A move was now made towards the keep with its square tower at each corner. By an outside flight of steps we went up to the first floor—there was no ingress to the ground floor—and were shown the old hall (ritter-saal). The quality of this place was most quaint somehow, with some feeling of ancient forests, damsels and nixen, and knights of Lyones, yet all was quite plain, even shabby, save some rather portentous portieres which shut off his lordship's private quarters. I, for the most part, strolled with Herr Tschudi, while Langler, with Herr Court-painter, bent over everything in his connoisseur way: there were paintings by old abbots in tempera whose secret is lost, there were cressets, gobelins, tables of pierced bone, painted hoch-Deutsch MSS. Langler said hardly anything, and only once spoke to Herr Tschudi, when he called out: "Is this pieta ancient?" to which Herr Tschudi answered: "fifteenth-century, sir." "But," said Langler, "Herr Court-painter says sixteenth-century," at which Herr Court-painter blushed all over his broad face. "No, sir, fifteenth-century," repeated Herr Tschudi. "I thought it modern," said Langler; "but what is this inscription on its base?" We all now went to look at the pieta, a Virgin and dead Christ in wax; but Herr Tschudi could make nothing of the inscription, for he said, "it is some pious motto, but I do not know that language—do you, perhaps, Herr Court-painter?" Herr Court-painter of the star-gazing spectacles shook his ringlets, with the answer: "I do not know what it says." "Does—the baron read Hebrew?" asked Langler suddenly. "Ach, not now any more, I think," answered Herr Tschudi; "but he has been a master of several old languages in his time." I noticed Langler's brow twitch, but did not imagine that the matter was of any importance; I saw, indeed, that the letters on the pieta were Greek, but all in capitals, with the sigmas like C's, and much effaced, so my mind shirked the bore of reading, and I turned away with the others from it.
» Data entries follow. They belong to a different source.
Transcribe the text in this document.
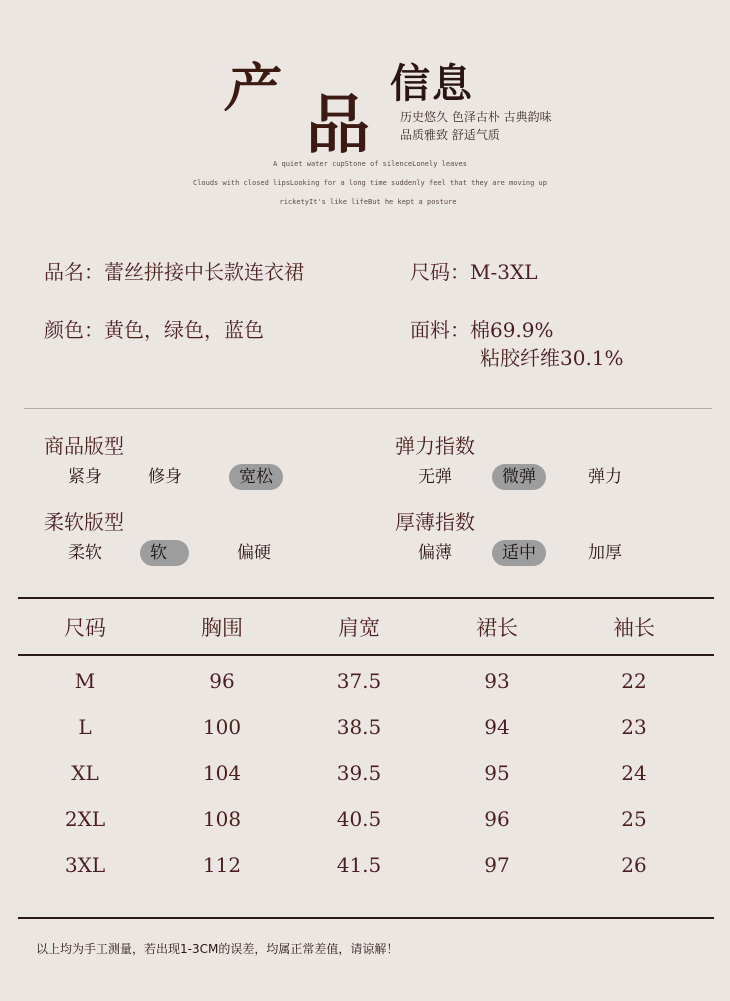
产 品
信息
历史悠久 色泽古朴 古典韵味
品质雅致 舒适气质
A quiet water cupStone of silenceLonely leaves
Clouds with closed lipsLooking for a long time suddenly feel that they are moving up
ricketyIt's like lifeBut he kept a posture
品名：蕾丝拼接中长款连衣裙	尺码：M-3XL
颜色：黄色，绿色，蓝色	面料：棉69.9%
粘胶纤维30.1%
商品版型
紧身	修身	宽松
弹力指数
无弹	微弹	弹力
柔软版型
柔软	软	偏硬
厚薄指数
偏薄	适中	加厚
尺码	胸围	肩宽	裙长	袖长
M	96	37.5	93	22
L	100	38.5	94	23
XL	104	39.5	95	24
2XL	108	40.5	96	25
3XL	112	41.5	97	26
以上均为手工测量，若出现1-3CM的误差，均属正常差值，请谅解！
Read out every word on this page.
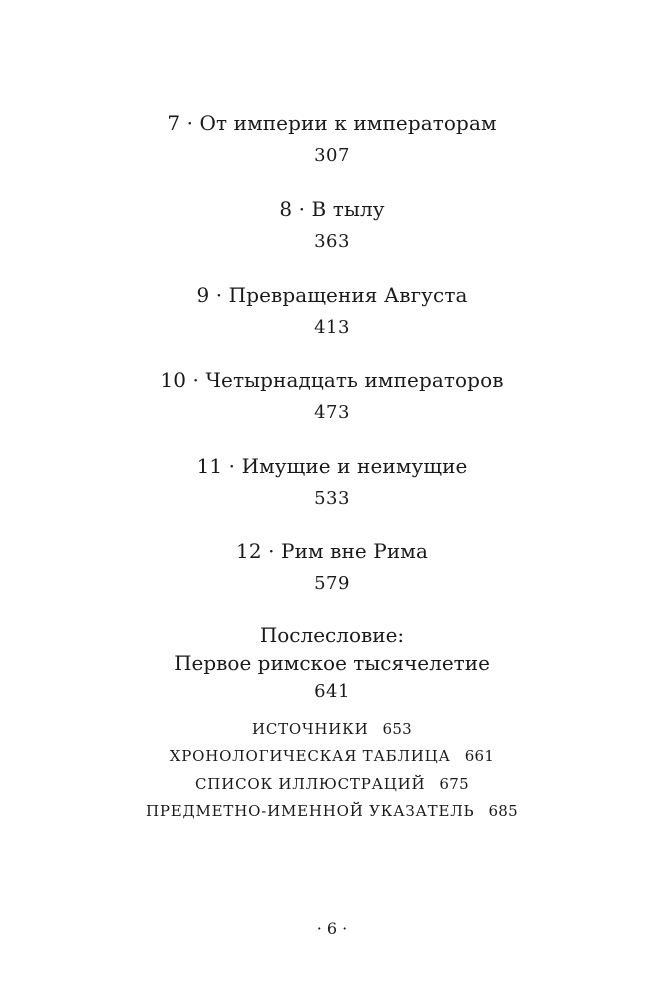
7 · От империи к императорам
307
8 · В тылу
363
9 · Превращения Августа
413
10 · Четырнадцать императоров
473
11 · Имущие и неимущие
533
12 · Рим вне Рима
579
Послесловие:
Первое римское тысячелетие
641
ИСТОЧНИКИ 653
ХРОНОЛОГИЧЕСКАЯ ТАБЛИЦА 661
СПИСОК ИЛЛЮСТРАЦИЙ 675
ПРЕДМЕТНО-ИМЕННОЙ УКАЗАТЕЛЬ 685
· 6 ·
After this we were shown the baron's laboratory, the upper rooms, one of the four towers, and were now escorted by Herr Tschudi, Herr Court-painter, and the bear back to the gate, where Herr Tschudi parted from us with profound reverences.

"It is a fabulous place," Aubrey wrote of it, "imbued with an old forlornness, and a waving of woods, and the pining of an alto wawl in the windpipe of its airs," but certainly I felt rather foolish when I left it, for I had learned nothing, and what we were now to do I had no notion. At the entrance to the forest we met our old Lossow with his pipe, and he climbed with me back to the guest-court, Langler meanwhile striding well ahead of us, wrapped in silence.